Cena contrária temos no Evangelho. Alí volta a figura de um leproso, que diferente do que ocorria no Antigo Testamento, onde este se colocava à distância, alí chega bem próximo de Jesus, se ajoelha e proclama: "Se queres tens o poder de purificar-me". É interessante esse purifificar-me, e não curar-me, porque, traduz não só o desejo de uma cura física, mas o retorno, a recondução a uma vida dígna, ao seio da sociedade, que, não a lepra, mas o preconceito o arrancou. Mas importante que o ato do leproso, foi a atitude de Jesus, São Marcos falou que ele cheio de compaixão, extamente a compaixão que faltou no sacerdote, disse: "eu quero, fica curado". Essa rapidez, não é por acaso, é a urgência que tem Jesus de implantar um reino onde os pobres possam ter dignidade, possam ouvir e serem ouvidos, possam reconquistar a sua sua vida, e junto a essa, sua dignidade. Mas também, esse gesto, não é só de Jesus, é também do Pai. Na verdade o que Jesus faz, é levar aquelas mentes e aqueles corações, que não admitiam um Deus humano e próximo, a entenderem que Deus agora não é mais aquele carrasco, castigador, distante, rígido que fica lá nas alturas. Ao contrário, Deus está bem próximo, junto ao seu povo, se envolvendo com suas lutas, seus sofrimentos, suas lepras, sem medo de se contaminar.

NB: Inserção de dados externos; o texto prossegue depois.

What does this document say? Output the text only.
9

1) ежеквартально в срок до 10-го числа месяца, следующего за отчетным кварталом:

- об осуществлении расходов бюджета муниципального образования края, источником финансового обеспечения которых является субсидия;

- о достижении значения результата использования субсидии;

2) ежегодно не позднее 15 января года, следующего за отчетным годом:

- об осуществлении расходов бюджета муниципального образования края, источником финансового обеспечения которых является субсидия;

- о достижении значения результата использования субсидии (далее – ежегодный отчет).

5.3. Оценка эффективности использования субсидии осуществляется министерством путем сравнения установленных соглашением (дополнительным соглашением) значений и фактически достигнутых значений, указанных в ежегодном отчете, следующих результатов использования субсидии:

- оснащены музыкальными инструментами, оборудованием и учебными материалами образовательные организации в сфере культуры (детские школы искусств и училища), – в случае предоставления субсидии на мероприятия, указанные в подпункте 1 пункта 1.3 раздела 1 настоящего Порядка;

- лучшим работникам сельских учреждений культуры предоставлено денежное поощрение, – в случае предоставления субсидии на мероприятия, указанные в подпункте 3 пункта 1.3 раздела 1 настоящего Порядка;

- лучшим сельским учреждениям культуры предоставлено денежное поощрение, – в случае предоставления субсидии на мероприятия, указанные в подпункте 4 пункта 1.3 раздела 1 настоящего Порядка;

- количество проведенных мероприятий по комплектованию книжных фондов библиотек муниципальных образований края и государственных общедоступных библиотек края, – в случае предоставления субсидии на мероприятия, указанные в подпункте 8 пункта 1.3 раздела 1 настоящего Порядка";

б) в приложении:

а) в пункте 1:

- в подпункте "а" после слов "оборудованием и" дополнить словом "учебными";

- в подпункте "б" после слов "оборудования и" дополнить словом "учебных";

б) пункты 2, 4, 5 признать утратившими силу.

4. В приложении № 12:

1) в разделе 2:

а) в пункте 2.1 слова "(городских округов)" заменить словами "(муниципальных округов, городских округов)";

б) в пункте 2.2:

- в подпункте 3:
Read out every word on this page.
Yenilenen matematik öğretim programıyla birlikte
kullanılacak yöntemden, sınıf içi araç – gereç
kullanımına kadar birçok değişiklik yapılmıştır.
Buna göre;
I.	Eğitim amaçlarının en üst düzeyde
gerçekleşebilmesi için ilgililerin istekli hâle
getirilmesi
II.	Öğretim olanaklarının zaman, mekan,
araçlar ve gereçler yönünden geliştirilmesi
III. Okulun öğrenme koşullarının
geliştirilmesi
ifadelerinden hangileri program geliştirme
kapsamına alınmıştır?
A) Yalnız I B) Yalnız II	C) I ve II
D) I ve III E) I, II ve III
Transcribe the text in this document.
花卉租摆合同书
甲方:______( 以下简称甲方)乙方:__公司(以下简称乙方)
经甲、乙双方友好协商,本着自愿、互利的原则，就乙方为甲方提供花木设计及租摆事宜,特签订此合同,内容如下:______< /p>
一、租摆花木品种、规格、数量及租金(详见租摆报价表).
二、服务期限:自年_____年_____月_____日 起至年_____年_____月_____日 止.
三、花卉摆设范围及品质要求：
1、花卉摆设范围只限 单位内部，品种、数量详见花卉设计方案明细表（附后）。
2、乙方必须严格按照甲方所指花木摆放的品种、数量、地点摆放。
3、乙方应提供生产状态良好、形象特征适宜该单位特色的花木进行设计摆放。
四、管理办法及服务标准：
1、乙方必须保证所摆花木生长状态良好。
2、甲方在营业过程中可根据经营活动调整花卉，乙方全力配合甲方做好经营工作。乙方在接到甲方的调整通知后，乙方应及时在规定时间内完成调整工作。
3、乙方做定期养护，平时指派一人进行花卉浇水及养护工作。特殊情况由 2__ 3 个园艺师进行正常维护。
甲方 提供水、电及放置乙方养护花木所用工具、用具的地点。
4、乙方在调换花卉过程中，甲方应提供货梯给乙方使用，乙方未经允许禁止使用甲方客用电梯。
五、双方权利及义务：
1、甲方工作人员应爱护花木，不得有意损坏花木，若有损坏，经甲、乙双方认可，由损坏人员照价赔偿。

Não conte nada aninguém. Por quê? Se o homem ia dizer que ele era o Messias? No Antigo Testamento, só sabemos de dois casos de cura de lepra: "A cura do Sírio Naamã, feita pelo Profeta Eliseu, e a cura da irmã de Moisés, feita por Moisés". 2. Fernando Armellini (Celebrando a Palavra). Por ser um mal terrível, havia aconcepção de que quem dominasse tal doença, este era o Messias. E por que Jesus proíbe, se ele cura a tal doença e é o Messias? Exatamente pelas razões que já conhecemos. O povo via nele um Messias valente, poderoso, político, guerreiro. Mas ele ao contrário, é fraco, pobre, derrotado, humilhado, morto numa cruz como os piores do seu tempo. Esse Messias eles não concebiam, não admitiam, não aceitavam, portanto, melhor, não falar de um Messias que ele não é.
Dito isto, volto a pensar na atitude de Jesus, que não deu bolas para a lei, curou o leproso, devolveu a ele aquilo que o preconceito havia tirado, sua dignidade e o direito de ser pessoa como todas as outras. Fico muitas vezes pensando, se não está na hora da gente olhar para dentro da nossa Igreja e observar como estamos apresentando as normas atuais para aqueles que carregam algum de tipo de "enfremidade". Se nossa Igreja se enche de compaixão como fez Jesus que acolhe, que abraça, que se mistura, sem se importar para o que a sociedade hipócrita vai falar, ou se ao contrário, reproduz o velho sistema, aquele mesmo que o sacerdote representava, e manda os pobres, os "impuros" embora, porque não cabem nas suas normas e nas suas regras.
É fácil apontar o dedo para a lepra, para o defeito do outro e dizer que ele não pode. Difícil é a gente assumir, que também temos lepras, embora ocultas, o que é pior. Mas agir com misericórdia e compaixão como fez Jesus. A Igreja deve batalhar todo dia para isso. Caso contrário, se distancia do seu Senhor.